The ConstruKction of Light del disco de mismo título del año 2000, es lo siguiente que se escucha en el aforo de Parque O’Higgins. Se muestran los primeros –y que después serían constantes- variantes –absolutas prácticamente- con el jazz, una relación que la banda ha cimentado con una extrema prolijidad y habla de su complejidad. El rock es básico, es un espacio limitado, el jazz tal como alguna vez diría Santana es un “océano”. Y ese fue el contenido del show: empujarnos a un océano en el que fuimos libres de elegir nuestro camino.
Hablar del trabajo de la alineación en vivo es caer en un lugar común, y requeriría muchas más letras, quizás hasta un ensayo, descodificar su trabajo. Decir que es perfecto es poco. Mel Collins se encarga de saxos y vientos, el trío de bateristas lo configuran Gavin Harrison, Pat Mastelotto y Jeremy Stacey (tecladista a ratos), las guitarras que manifiestan un coloquio de Fripp y Jakko Jakszyk, encuentran un refugio casi existencial en los bajos de Tony Levin.
Cirkus, Red, Epitaph, Drumzilla, Frame by Frame y EleKtriK siguen el orden de canciones. Final de la primera parte abrumador con la corta, pero inspiradora ‘Moonchild’, y la estrepitosa Larks’ Tongues in Aspic, Part Two; ambas composiciones que por sí solas han inspirado un sinfín de géneros, músicos, proyectos y conceptos. Alucinante. Al final de esta primera parte, tal como lo señaló Sid Smith biógrafo de la banda, concluimos algo objetivo, de esos hechos que en la cultura hay tan pocos. Como que los Beatles son la mejor banda de la historia, que 2001 Odisea al Espacio es la mejor película de los últimos 55 años y que Los Tres ofrecen una mejor calidad en letras y composición que Los Prisioneros: King Crimson carece de géneros, van más allá de ello. “No tienes que ser una banda de rock progresivo para que ellos influyan en lo que haces. Puedes ser un cantautor como St. Vincent, ella tiene influencias de KC y de Robert Fripp. La influencia que ejercen escapa a los confines del rock progresivo y creo que la razón es que la música creada por la banda desde los sesenta y setentas, hasta los años ochenta, ha cubierto mucho terreno estilísticamente. No solo han tocado un único tipo de música. Los discos que van desde In the court of the Crimson King hasta Discipline en el 81 -e incluso más allá, como Thrak en 1994-, casi todos suenan diferentes, en especial los primeros cuatro. Incluso así, todos suenan como King Crimson”, explicó correctamente días atrás a La Tercera.

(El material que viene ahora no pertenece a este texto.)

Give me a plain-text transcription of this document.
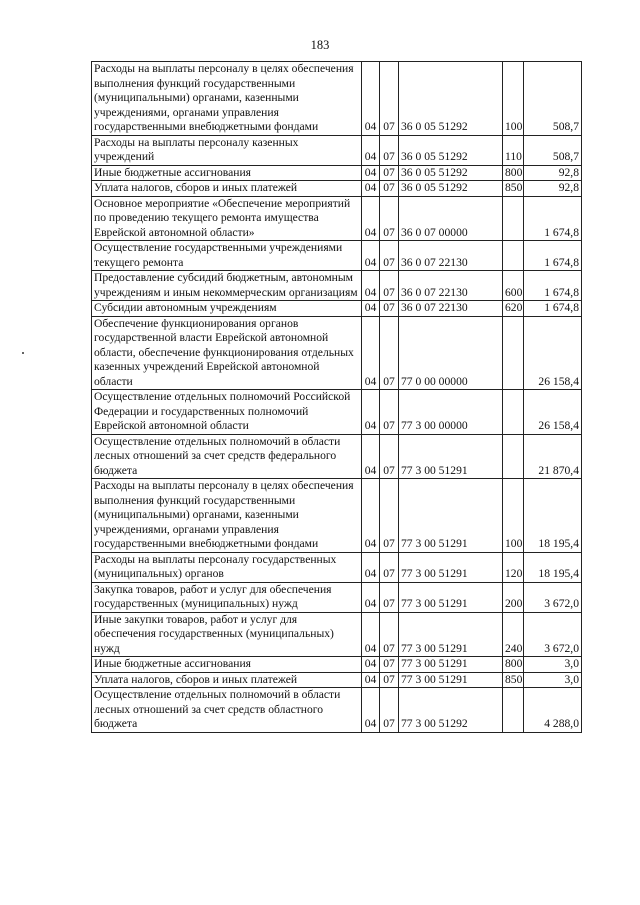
183
Расходы на выплаты персоналу в целях обеспечения выполнения функций государственными (муниципальными) органами, казенными учреждениями, органами управления государственными внебюджетными фондами	04	07	36 0 05 51292	100	508,7
Расходы на выплаты персоналу казенных учреждений	04	07	36 0 05 51292	110	508,7
Иные бюджетные ассигнования	04	07	36 0 05 51292	800	92,8
Уплата налогов, сборов и иных платежей	04	07	36 0 05 51292	850	92,8
Основное мероприятие «Обеспечение мероприятий по проведению текущего ремонта имущества Еврейской автономной области»	04	07	36 0 07 00000		1 674,8
Осуществление государственными учреждениями текущего ремонта	04	07	36 0 07 22130		1 674,8
Предоставление субсидий бюджетным, автономным учреждениям и иным некоммерческим организациям	04	07	36 0 07 22130	600	1 674,8
Субсидии автономным учреждениям	04	07	36 0 07 22130	620	1 674,8
Обеспечение функционирования органов государственной власти Еврейской автономной области, обеспечение функционирования отдельных казенных учреждений Еврейской автономной области	04	07	77 0 00 00000		26 158,4
Осуществление отдельных полномочий Российской Федерации и государственных полномочий Еврейской автономной области	04	07	77 3 00 00000		26 158,4
Осуществление отдельных полномочий в области лесных отношений за счет средств федерального бюджета	04	07	77 3 00 51291		21 870,4
Расходы на выплаты персоналу в целях обеспечения выполнения функций государственными (муниципальными) органами, казенными учреждениями, органами управления государственными внебюджетными фондами	04	07	77 3 00 51291	100	18 195,4
Расходы на выплаты персоналу государственных (муниципальных) органов	04	07	77 3 00 51291	120	18 195,4
Закупка товаров, работ и услуг для обеспечения государственных (муниципальных) нужд	04	07	77 3 00 51291	200	3 672,0
Иные закупки товаров, работ и услуг для обеспечения государственных (муниципальных) нужд	04	07	77 3 00 51291	240	3 672,0
Иные бюджетные ассигнования	04	07	77 3 00 51291	800	3,0
Уплата налогов, сборов и иных платежей	04	07	77 3 00 51291	850	3,0
Осуществление отдельных полномочий в области лесных отношений за счет средств областного бюджета	04	07	77 3 00 51292		4 288,0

Entre atónitas miradas, se da rienda a la segunda parte del espectáculo. Tiempo para una observación: más allá de frases cliché o juegos de palabras, hay algo verdaderamente esquizoide en King Crimson. Al igual que la patología su diagnóstico es complejo, difícil de dilucidar y procesar, requiere tiempo de estudio de análisis, sumergirse en los actos comportamientos. Hay una lejanía a la realidad, hay un campo onírico, hay alucinaciones, una complicación para encasillar lo que se ve, lo que se oye. Un desorden infinito que funciona como un todo coordenado, inquiebrantable, impenetrable, un espacio lleno de colores con un telón de fondo oscuro y ruin. Una historia por contar en constante desarrollo, que se rescribe, una y otra vez. Aquella patología llamada King Crimson que va más allá de un normal entendimiento, que a dos días de su debut aún es materia de estudio para sus asistentes, que aún es difícil dejar de lado.
Drumsons, Cat Food, Islands, Easy Money, Radical Action II, Level Five, Starless y Indiscipline continúan el camino de la noche, para cerrar con sus dos canciones de mayor conocimiento, y más fácil deconstrucción si nos apuran: The Court of the Crimson King y 21st Century Schizoid Man.
Las sensaciones fueron indescriptibles, la interpretación mental subjetiva, la forma en que ejecutaron el acto igual, el diálogo entre instrumentos de misma forma. Suma y sigue todo lo que se vivió esa noche. El jazz suele ser así, pero es jazz. El rock es más limitado y objetivo. King Crimson trasciende géneros y conceptos, es un esquizoide que nos penetra, con tal sutileza que la vida puede cambiar. Para algunos el mejor show del año, para otros de la vida, para muchos una experiencia utópica. Para todos sencillamente indescriptible.